An idea or feeling, so strange, extraordinary hovers over my mind. Sprayed so freshly, so colorfully that I want to grasp it, not letting it go away. Desiring to keep it me forever, that I long to pen it down right away and immortalize it.
I run-round my room in extreme ecstasy. Jump to my room enthusiastically, seated in front of my PC all smiles, try hard to submit my feelings-recollect, catch and pour down each word.
However, one fear remains in my tender heart-that each second may steal away the words from me.
And consequently the words lost, the feelings go dry and the whole idea disappears into thin air- the feelings so strong, the idea so distinctive and extraordinary leaves me unsowed in my heart and PC.
Frustrated, I turn around, kick the furniture and punch on the walls. A bottle of arra in my bedroom's corner remains so inviting. I take a sip, then two and a whole bottle-drink it as if for my lost-love.
Drunk ruthlessly with local arra and undeniably in utmost exasperation, again I try my nerve to recollect those words, reframe it in my mind and try submitting in my PC. The arra; however, disappointingly ate up the few words lingering in my head.
Depression ensnared me so badly and I panicked helplessly.
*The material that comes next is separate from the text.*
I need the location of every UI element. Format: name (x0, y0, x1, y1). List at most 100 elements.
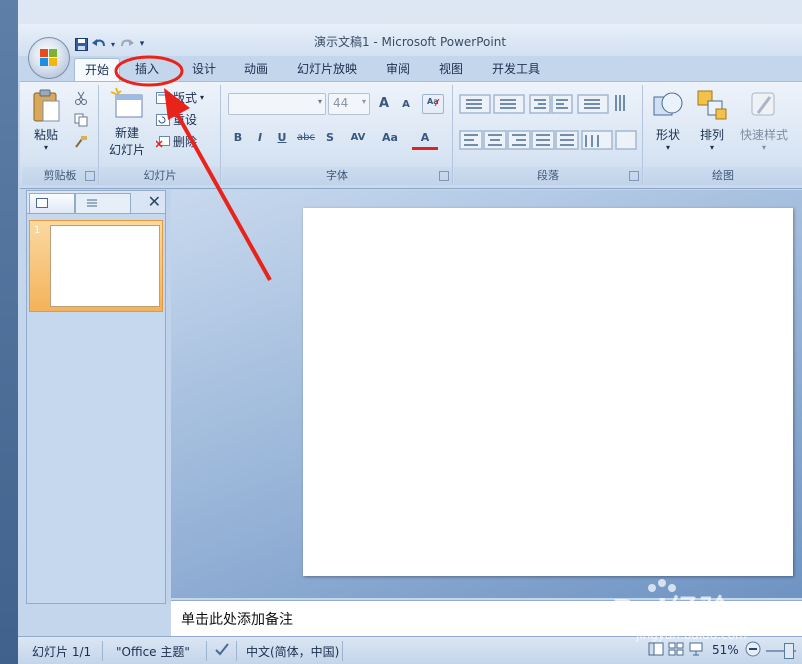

No come back of the lost idea, it left me forever.
I cried in remorse. I couldn’t grasp and own the most remarkable idea or a feeling. I just let it go away.
A week or two later, I will be reading my friends’ blogs. Suddenly I come across my idea posted: written exactly how I had felt a week ago. He expresses the feelings in best words that I had just dreamed.
And how I envy the writer, though?
I tried to gain back the article, snatch it from the writer and own it. But I am helpless again as it was already owned by another person.
More and dangerous depression engulfed me; this time with enraged jealousy and inferiority.
Shall I take another bottle of arra?